"La mia azienda agricola? È un laghetto"

Mario Righi a Provezza ha convertito parte della sua tenuta a macchia-radura e prato umido per un progetto di recupero ambientale

La mia azienda agricola? È un laghetto

La mia azienda agricola? È un laghetto

di Raffaella Candoli

Un lago dalle sponde dolcemente declivi dove nuotano diverse anatre, e un boschetto dal quale giungono cinguettii di uccelli. Sono questi insoliti elementi della natura, a colpire favorevolmente il visitatore dell’Azienda Agraria Righi, nella frazione di Provezza, la prima in Provincia ad avere convertito, 4 dei 50 ettari della propria tenuta, a macchia-radura e a prato umido: un’azione recente che recepisce i "Programmi di sviluppo rurale" promossi dalla Regione per creare o ripristinare habitat naturali. Un investimento a discapito del profitto, a favore invece dell’ambiente, della fauna e flora selvatiche depauperate negli anni da pratiche di coltivazione intensive. "Questi terreni – spiega Mario Righi – appartengono alla mia famiglia da generazioni. Ai tempi dei miei nonni l’azienda era una delle più moderne e rappresentava un esempio pilota nell’allevamento di bovini da carne, maiali e galline ovaiole. Tant’è che veniva visitata da politici e varie personalità. La grande estensione consentiva anche coltivazioni a frutteto e piante orticole. Sul terreno sono state anche edificate una casa padronale ed una contadina, ed è questo il luogo delle vacanze estive e dei ricordi più belli dell’infanzia". Mario Righi, 67 anni, laureato in Scienze agrarie, per una decina d’anni docente di materie tecniche negli istituti Garibaldi-Da Vinci, proprio praticando la campagna e insegnando una materia introdotta da appena cinque anni ovvero "Gestione dell’ambiente e del territorio", si è reso conto che gli obbiettivi di massimizzare le produzioni andavano perdendo la priorità dei decenni trascorsi, e l’ambiente risultava impoverito degli alberi, delle siepi, dei canneti. Insomma, quegli elementi della natura che creano godimento alla salute e allo spirito, e rappresentano un rifugio prezioso per uccelli, api, insetti, anfibi, non era più fonte di gioia ma di vuoto e sterilità.
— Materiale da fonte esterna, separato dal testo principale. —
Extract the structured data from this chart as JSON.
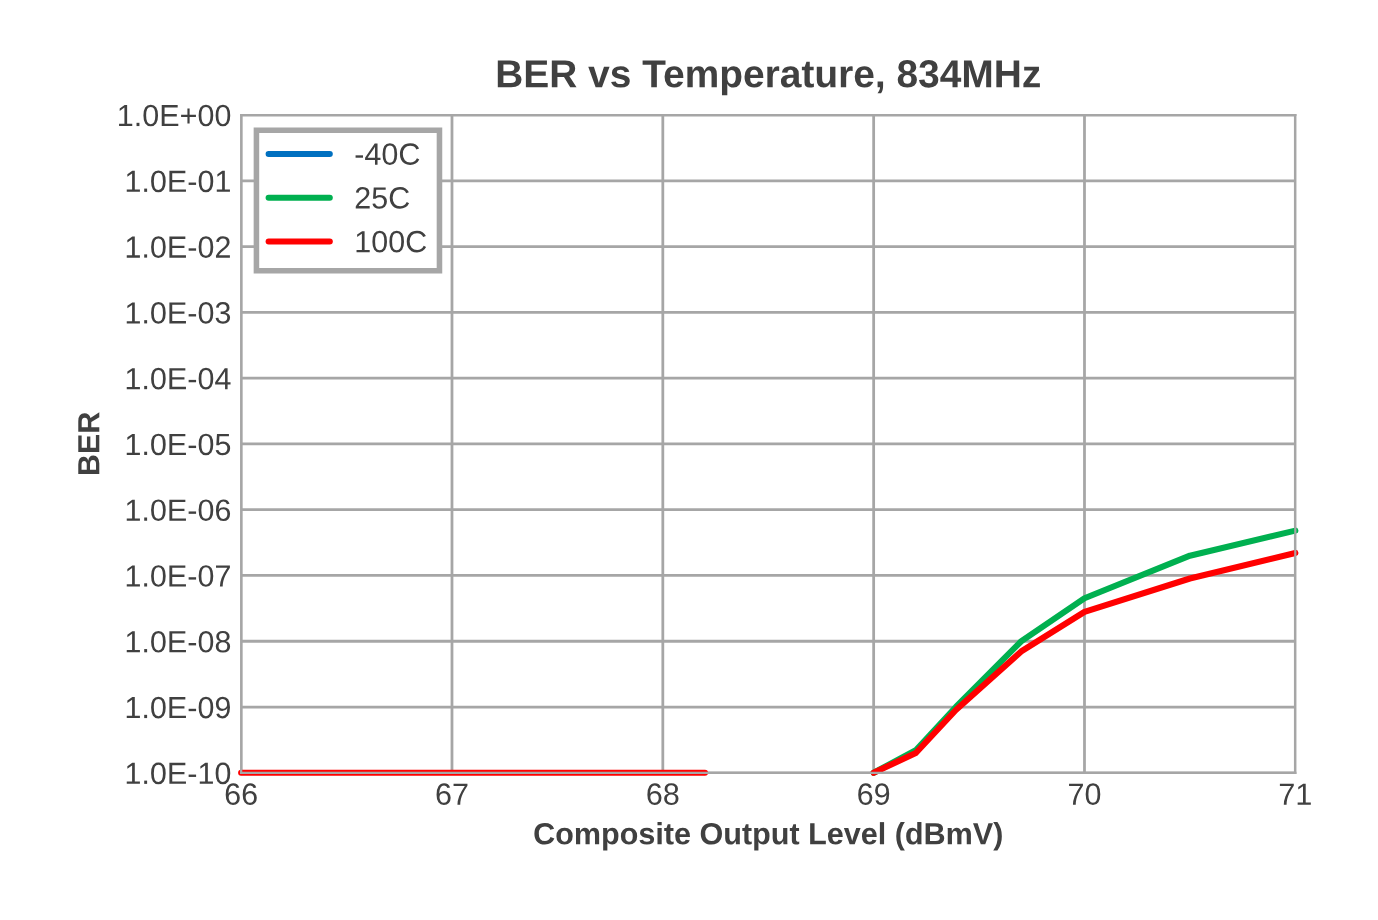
{
  "chart_data": {
    "type": "line",
    "title": "BER vs Temperature, 834MHz",
    "xlabel": "Composite Output Level (dBmV)",
    "ylabel": "BER",
    "x": [
      66,
      67,
      68,
      68.2,
      68.3,
      69,
      69.2,
      69.39,
      69.7,
      70,
      70.5,
      71
    ],
    "series": [
      {
        "name": "-40C",
        "color": "#0070c0",
        "values": [
          null,
          null,
          null,
          null,
          null,
          null,
          null,
          null,
          null,
          null,
          null,
          null
        ]
      },
      {
        "name": "25C",
        "color": "#00b050",
        "values": [
          null,
          null,
          null,
          null,
          null,
          1e-10,
          2.2e-10,
          1e-09,
          1e-08,
          4.5e-08,
          2e-07,
          4.8e-07
        ]
      },
      {
        "name": "100C",
        "color": "#ff0000",
        "values": [
          1e-10,
          1e-10,
          1e-10,
          1e-10,
          null,
          1e-10,
          2e-10,
          9e-10,
          7e-09,
          2.8e-08,
          9e-08,
          2.2e-07
        ]
      }
    ],
    "log": "y",
    "xlim": [
      66,
      71
    ],
    "ylim": [
      1e-10,
      1
    ],
    "xticks": [
      66,
      67,
      68,
      69,
      70,
      71
    ],
    "yticks": [
      {
        "value": 1e-10,
        "label": "1.0E-10"
      },
      {
        "value": 1e-09,
        "label": "1.0E-09"
      },
      {
        "value": 1e-08,
        "label": "1.0E-08"
      },
      {
        "value": 1e-07,
        "label": "1.0E-07"
      },
      {
        "value": 1e-06,
        "label": "1.0E-06"
      },
      {
        "value": 1e-05,
        "label": "1.0E-05"
      },
      {
        "value": 0.0001,
        "label": "1.0E-04"
      },
      {
        "value": 0.001,
        "label": "1.0E-03"
      },
      {
        "value": 0.01,
        "label": "1.0E-02"
      },
      {
        "value": 0.1,
        "label": "1.0E-01"
      },
      {
        "value": 1,
        "label": "1.0E+00"
      }
    ],
    "grid": true,
    "legend": "top left",
    "marker": "none",
    "line_style": "solid"
  }
}
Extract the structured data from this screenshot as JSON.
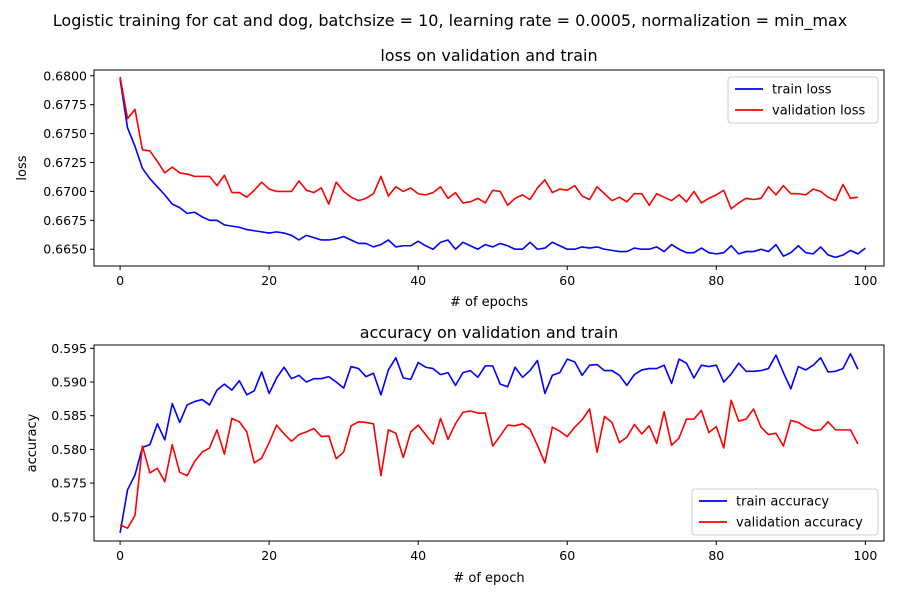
{
  "figure": {
    "suptitle": "Logistic training for cat and dog, batchsize = 10, learning rate = 0.0005, normalization = min_max"
  },
  "chart_data": [
    {
      "type": "line",
      "title": "loss on validation and train",
      "xlabel": "# of epochs",
      "ylabel": "loss",
      "xlim": [
        -3.5,
        102.5
      ],
      "ylim": [
        0.66355,
        0.6805
      ],
      "xticks": [
        0,
        20,
        40,
        60,
        80,
        100
      ],
      "xtick_labels": [
        "0",
        "20",
        "40",
        "60",
        "80",
        "100"
      ],
      "yticks": [
        0.665,
        0.6675,
        0.67,
        0.6725,
        0.675,
        0.6775,
        0.68
      ],
      "ytick_labels": [
        "0.6650",
        "0.6675",
        "0.6700",
        "0.6725",
        "0.6750",
        "0.6775",
        "0.6800"
      ],
      "legend_position": "top-right",
      "series": [
        {
          "name": "train loss",
          "color": "#0000ff",
          "values": [
            0.6797,
            0.6755,
            0.6739,
            0.672,
            0.6711,
            0.6704,
            0.6697,
            0.6689,
            0.6686,
            0.6681,
            0.6682,
            0.6678,
            0.6675,
            0.6675,
            0.6671,
            0.667,
            0.6669,
            0.6667,
            0.6666,
            0.6665,
            0.6664,
            0.6665,
            0.6664,
            0.6662,
            0.6658,
            0.6662,
            0.666,
            0.6658,
            0.6658,
            0.6659,
            0.6661,
            0.6658,
            0.6655,
            0.6655,
            0.6652,
            0.6654,
            0.6658,
            0.6652,
            0.6653,
            0.6653,
            0.6657,
            0.6653,
            0.665,
            0.6656,
            0.6658,
            0.665,
            0.6656,
            0.6653,
            0.665,
            0.6654,
            0.6652,
            0.6655,
            0.6653,
            0.665,
            0.665,
            0.6656,
            0.665,
            0.6651,
            0.6656,
            0.6653,
            0.665,
            0.665,
            0.6652,
            0.6651,
            0.6652,
            0.665,
            0.6649,
            0.6648,
            0.6648,
            0.6651,
            0.665,
            0.665,
            0.6652,
            0.6648,
            0.6654,
            0.665,
            0.6647,
            0.6647,
            0.6651,
            0.6647,
            0.6646,
            0.6647,
            0.6653,
            0.6646,
            0.6648,
            0.6648,
            0.665,
            0.6648,
            0.6654,
            0.6644,
            0.6647,
            0.6653,
            0.6647,
            0.6646,
            0.6652,
            0.6645,
            0.6643,
            0.6645,
            0.6649,
            0.6646,
            0.6651
          ]
        },
        {
          "name": "validation loss",
          "color": "#ff0000",
          "values": [
            0.6799,
            0.6763,
            0.6771,
            0.6736,
            0.6735,
            0.6726,
            0.6716,
            0.6721,
            0.6716,
            0.6715,
            0.6713,
            0.6713,
            0.6713,
            0.6705,
            0.6714,
            0.6699,
            0.6699,
            0.6695,
            0.6701,
            0.6708,
            0.6702,
            0.67,
            0.67,
            0.67,
            0.6709,
            0.6701,
            0.6699,
            0.6703,
            0.6689,
            0.6708,
            0.67,
            0.6695,
            0.6692,
            0.6694,
            0.6698,
            0.6713,
            0.6696,
            0.6704,
            0.67,
            0.6703,
            0.6698,
            0.6697,
            0.6699,
            0.6704,
            0.6694,
            0.6699,
            0.669,
            0.6691,
            0.6694,
            0.669,
            0.6701,
            0.67,
            0.6688,
            0.6694,
            0.6697,
            0.6693,
            0.6703,
            0.671,
            0.6699,
            0.6702,
            0.6701,
            0.6705,
            0.6696,
            0.6693,
            0.6704,
            0.6698,
            0.6692,
            0.6695,
            0.6691,
            0.6698,
            0.6698,
            0.6688,
            0.6698,
            0.6695,
            0.6692,
            0.6697,
            0.6691,
            0.67,
            0.669,
            0.6694,
            0.6697,
            0.6701,
            0.6685,
            0.669,
            0.6694,
            0.6693,
            0.6694,
            0.6704,
            0.6697,
            0.6705,
            0.6698,
            0.6698,
            0.6697,
            0.6702,
            0.67,
            0.6695,
            0.6692,
            0.6706,
            0.6694,
            0.6695
          ]
        }
      ]
    },
    {
      "type": "line",
      "title": "accuracy on validation and train",
      "xlabel": "# of epoch",
      "ylabel": "accuracy",
      "xlim": [
        -3.5,
        102.5
      ],
      "ylim": [
        0.5664,
        0.5955
      ],
      "xticks": [
        0,
        20,
        40,
        60,
        80,
        100
      ],
      "xtick_labels": [
        "0",
        "20",
        "40",
        "60",
        "80",
        "100"
      ],
      "yticks": [
        0.57,
        0.575,
        0.58,
        0.585,
        0.59,
        0.595
      ],
      "ytick_labels": [
        "0.570",
        "0.575",
        "0.580",
        "0.585",
        "0.590",
        "0.595"
      ],
      "legend_position": "bottom-right",
      "series": [
        {
          "name": "train accuracy",
          "color": "#0000ff",
          "values": [
            0.5676,
            0.574,
            0.5762,
            0.5803,
            0.5807,
            0.5838,
            0.5814,
            0.5868,
            0.584,
            0.5866,
            0.5871,
            0.5874,
            0.5866,
            0.5888,
            0.5897,
            0.5888,
            0.5902,
            0.5881,
            0.5887,
            0.5915,
            0.5883,
            0.5906,
            0.5922,
            0.5905,
            0.591,
            0.59,
            0.5905,
            0.5905,
            0.5908,
            0.59,
            0.5891,
            0.5923,
            0.592,
            0.5908,
            0.5913,
            0.5881,
            0.5918,
            0.5936,
            0.5906,
            0.5904,
            0.5929,
            0.5922,
            0.592,
            0.5911,
            0.5914,
            0.5895,
            0.5914,
            0.5917,
            0.5907,
            0.5924,
            0.5924,
            0.5897,
            0.5893,
            0.5922,
            0.5907,
            0.5917,
            0.5932,
            0.5883,
            0.591,
            0.5914,
            0.5934,
            0.593,
            0.591,
            0.5925,
            0.5926,
            0.5917,
            0.5917,
            0.591,
            0.5895,
            0.5911,
            0.5918,
            0.592,
            0.592,
            0.5925,
            0.5898,
            0.5934,
            0.5928,
            0.5906,
            0.5925,
            0.5923,
            0.5925,
            0.59,
            0.5912,
            0.5928,
            0.5916,
            0.5916,
            0.5917,
            0.592,
            0.594,
            0.5914,
            0.589,
            0.5923,
            0.5918,
            0.5925,
            0.5936,
            0.5915,
            0.5916,
            0.592,
            0.5942,
            0.5919
          ]
        },
        {
          "name": "validation accuracy",
          "color": "#ff0000",
          "values": [
            0.5688,
            0.5683,
            0.5702,
            0.5805,
            0.5765,
            0.5772,
            0.5752,
            0.5807,
            0.5766,
            0.5761,
            0.5782,
            0.5796,
            0.5802,
            0.5829,
            0.5793,
            0.5846,
            0.5841,
            0.5826,
            0.578,
            0.5787,
            0.581,
            0.5836,
            0.5823,
            0.5812,
            0.5822,
            0.5826,
            0.5831,
            0.5819,
            0.582,
            0.5786,
            0.5796,
            0.5835,
            0.5841,
            0.584,
            0.5838,
            0.5761,
            0.5829,
            0.5824,
            0.5788,
            0.5826,
            0.5836,
            0.5822,
            0.5808,
            0.5846,
            0.5815,
            0.5838,
            0.5855,
            0.5857,
            0.5854,
            0.5854,
            0.5805,
            0.582,
            0.5836,
            0.5835,
            0.5838,
            0.583,
            0.5806,
            0.578,
            0.5833,
            0.5827,
            0.5819,
            0.5833,
            0.5844,
            0.586,
            0.5796,
            0.5849,
            0.584,
            0.581,
            0.5818,
            0.5837,
            0.5823,
            0.5835,
            0.5809,
            0.5856,
            0.5806,
            0.5817,
            0.5845,
            0.5845,
            0.5858,
            0.5825,
            0.5834,
            0.5802,
            0.5873,
            0.5842,
            0.5845,
            0.586,
            0.5833,
            0.5822,
            0.5824,
            0.5805,
            0.5843,
            0.584,
            0.5833,
            0.5828,
            0.5829,
            0.5841,
            0.5829,
            0.5829,
            0.5829,
            0.5808
          ]
        }
      ]
    }
  ]
}
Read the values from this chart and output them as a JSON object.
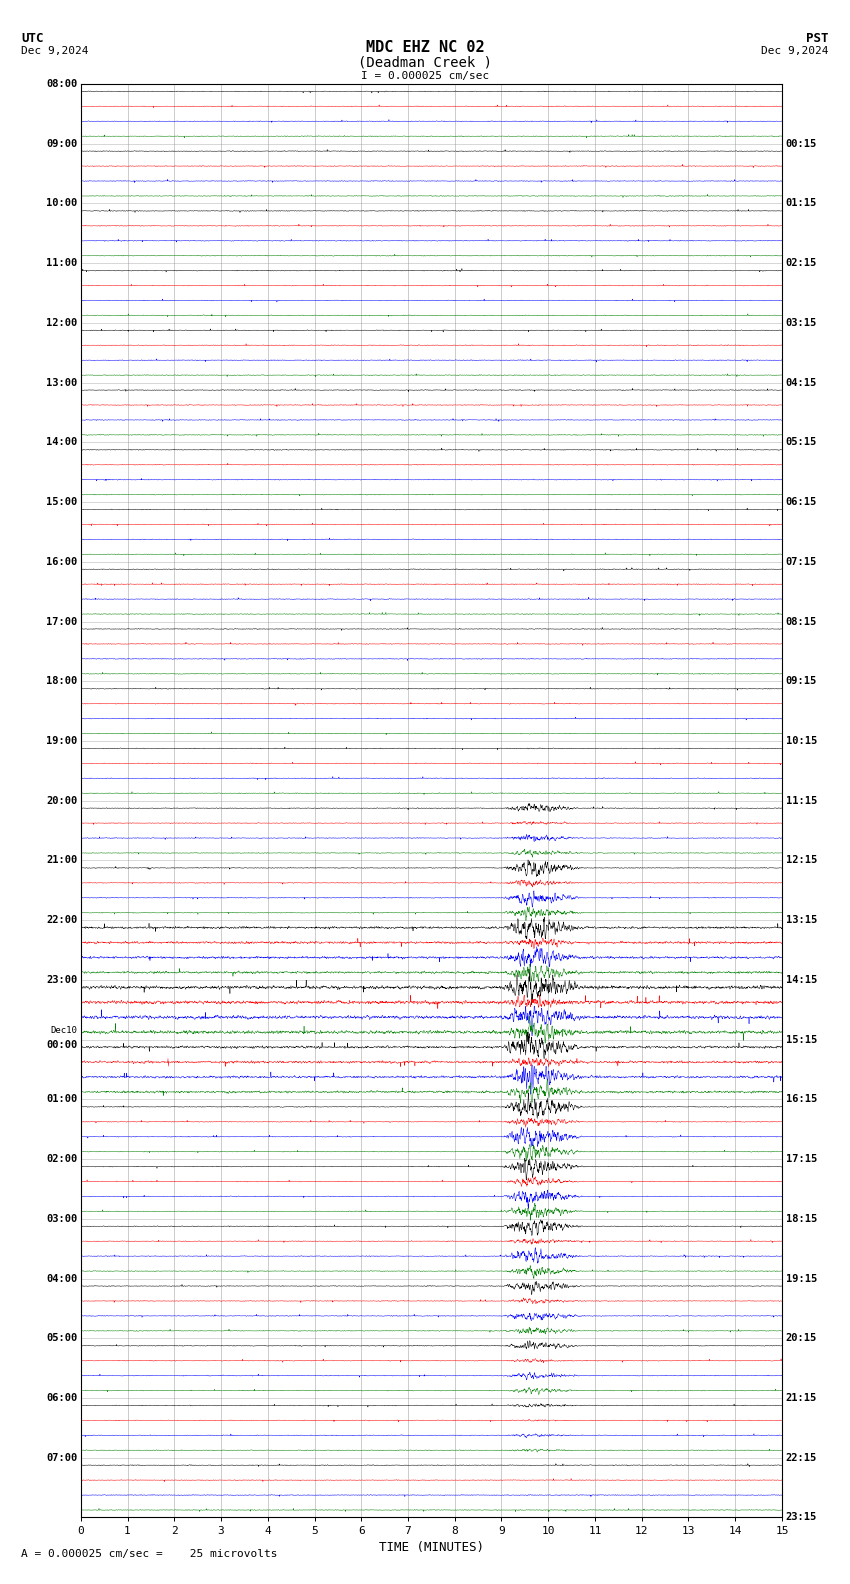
{
  "title_line1": "MDC EHZ NC 02",
  "title_line2": "(Deadman Creek )",
  "scale_text": "I = 0.000025 cm/sec",
  "utc_label": "UTC",
  "utc_date": "Dec 9,2024",
  "pst_label": "PST",
  "pst_date": "Dec 9,2024",
  "footer_scale": "= 0.000025 cm/sec =    25 microvolts",
  "xlabel": "TIME (MINUTES)",
  "bg_color": "#ffffff",
  "grid_color": "#999999",
  "colors": [
    "black",
    "red",
    "blue",
    "green"
  ],
  "n_rows": 24,
  "figwidth": 8.5,
  "figheight": 15.84,
  "dpi": 100,
  "left_labels": [
    "08:00",
    "09:00",
    "10:00",
    "11:00",
    "12:00",
    "13:00",
    "14:00",
    "15:00",
    "16:00",
    "17:00",
    "18:00",
    "19:00",
    "20:00",
    "21:00",
    "22:00",
    "23:00",
    "00:00",
    "01:00",
    "02:00",
    "03:00",
    "04:00",
    "05:00",
    "06:00",
    "07:00"
  ],
  "right_labels": [
    "00:15",
    "01:15",
    "02:15",
    "03:15",
    "04:15",
    "05:15",
    "06:15",
    "07:15",
    "08:15",
    "09:15",
    "10:15",
    "11:15",
    "12:15",
    "13:15",
    "14:15",
    "15:15",
    "16:15",
    "17:15",
    "18:15",
    "19:15",
    "20:15",
    "21:15",
    "22:15",
    "23:15"
  ],
  "dec10_row": 16
}
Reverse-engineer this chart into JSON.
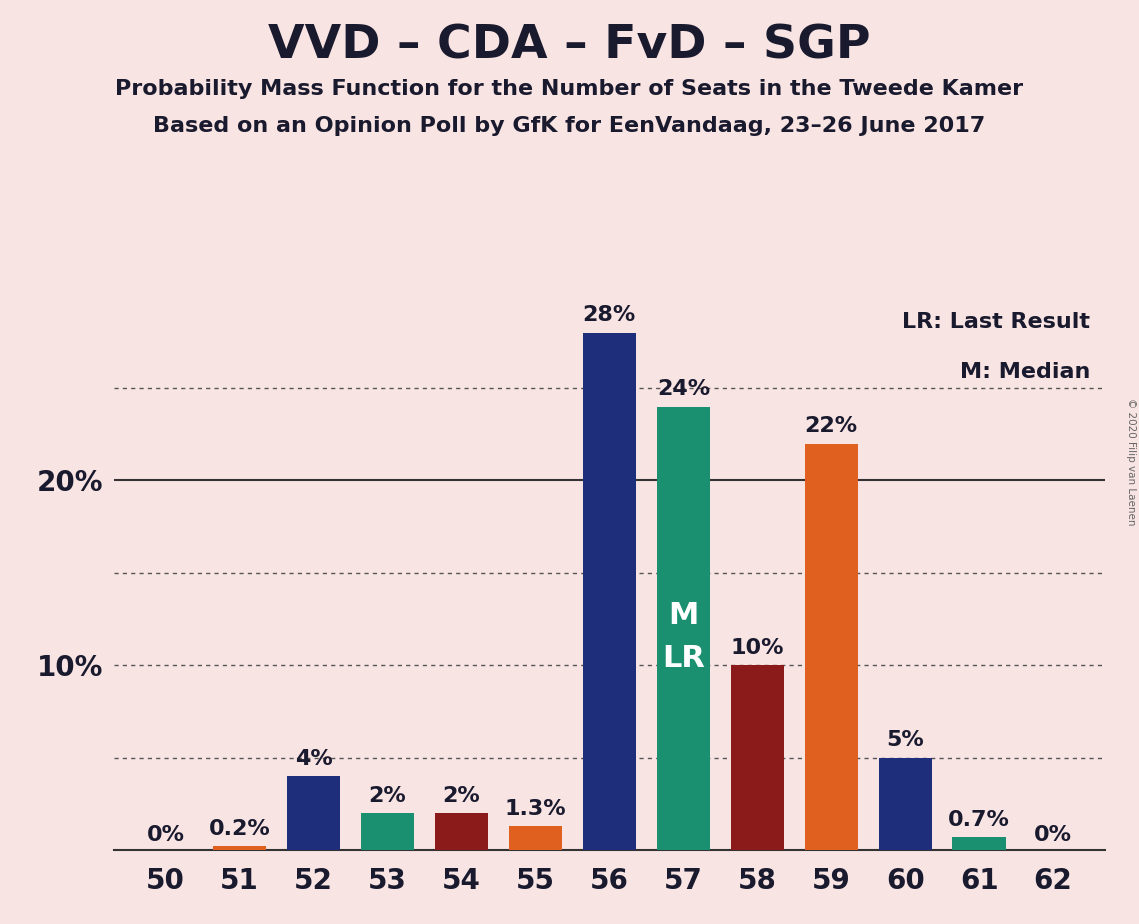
{
  "title": "VVD – CDA – FvD – SGP",
  "subtitle1": "Probability Mass Function for the Number of Seats in the Tweede Kamer",
  "subtitle2": "Based on an Opinion Poll by GfK for EenVandaag, 23–26 June 2017",
  "copyright": "© 2020 Filip van Laenen",
  "legend_lr": "LR: Last Result",
  "legend_m": "M: Median",
  "background_color": "#f9e4e4",
  "seats": [
    50,
    51,
    52,
    53,
    54,
    55,
    56,
    57,
    58,
    59,
    60,
    61,
    62
  ],
  "values": [
    0.0,
    0.2,
    4.0,
    2.0,
    2.0,
    1.3,
    28.0,
    24.0,
    10.0,
    22.0,
    5.0,
    0.7,
    0.0
  ],
  "labels": [
    "0%",
    "0.2%",
    "4%",
    "2%",
    "2%",
    "1.3%",
    "28%",
    "24%",
    "10%",
    "22%",
    "5%",
    "0.7%",
    "0%"
  ],
  "bar_colors": [
    "#1f2e7a",
    "#e06020",
    "#1f2e7a",
    "#1a9070",
    "#8b1a1a",
    "#e06020",
    "#1f2e7a",
    "#1a9070",
    "#8b1a1a",
    "#e06020",
    "#1f2e7a",
    "#1a9070",
    "#1f2e7a"
  ],
  "median_seat": 57,
  "lr_seat": 57,
  "ylim_max": 30,
  "dotted_lines": [
    5.0,
    10.0,
    15.0,
    25.0
  ],
  "solid_line": 20.0,
  "title_fontsize": 34,
  "subtitle_fontsize": 16,
  "axis_fontsize": 20,
  "label_fontsize": 16,
  "bar_width": 0.72
}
Così, insieme al figlio Federico, 32 anni, ha percorso la strada della certificazione biologica, con coltivazione di grano, bietole, orzo, e produzione di energia con un impianto fotovoltaico. "E a gennaio – prosegue - ho colto l’opportunità di seguire le direttive regionali per costruire di un prato umido (un lago della profondità da un metro a 10 centimetri), dall’estensione di due ettari con isolette per la sosta di specie ornitologiche stanziali e migratorie, e una macchia-radura, sempre di due ettari, ovvero un boschetto con arbusti di specie autoctone, e alberi quali salici e aceri campestri, piantumati a macchia di leopardo. Tra terra e acqua convivono le forme di vita più numerose, in nome della biodiversità. Già si cominciano a vedere rondini, merli, tordi, cesene, germani reali, e, addirittura una gambella tipica delle valli. Ancora: gabbiani, e uno stormo di aironi-guardiabuoi. E, a sorpresa, anche i fossi si sono popolati di rane e rospi che credevamo spariti". "La Regione non ha previsto finanziamenti – precisa Righi -, personalmente ho speso 17mila euro, e la certificazione giungerà dopo la visita ispettiva, ma, in cambio di un impegno a mantenere per 20 anni l’habitat creato, eroga, attraverso fondi comunitari, una rendita annuale di 1.500 euro ad ettaro per il prato umido e mille per la macchia radura. Questo è quanto mi sono riservato per la mia vecchiaia e ciò di cui godranno figli e nipoti".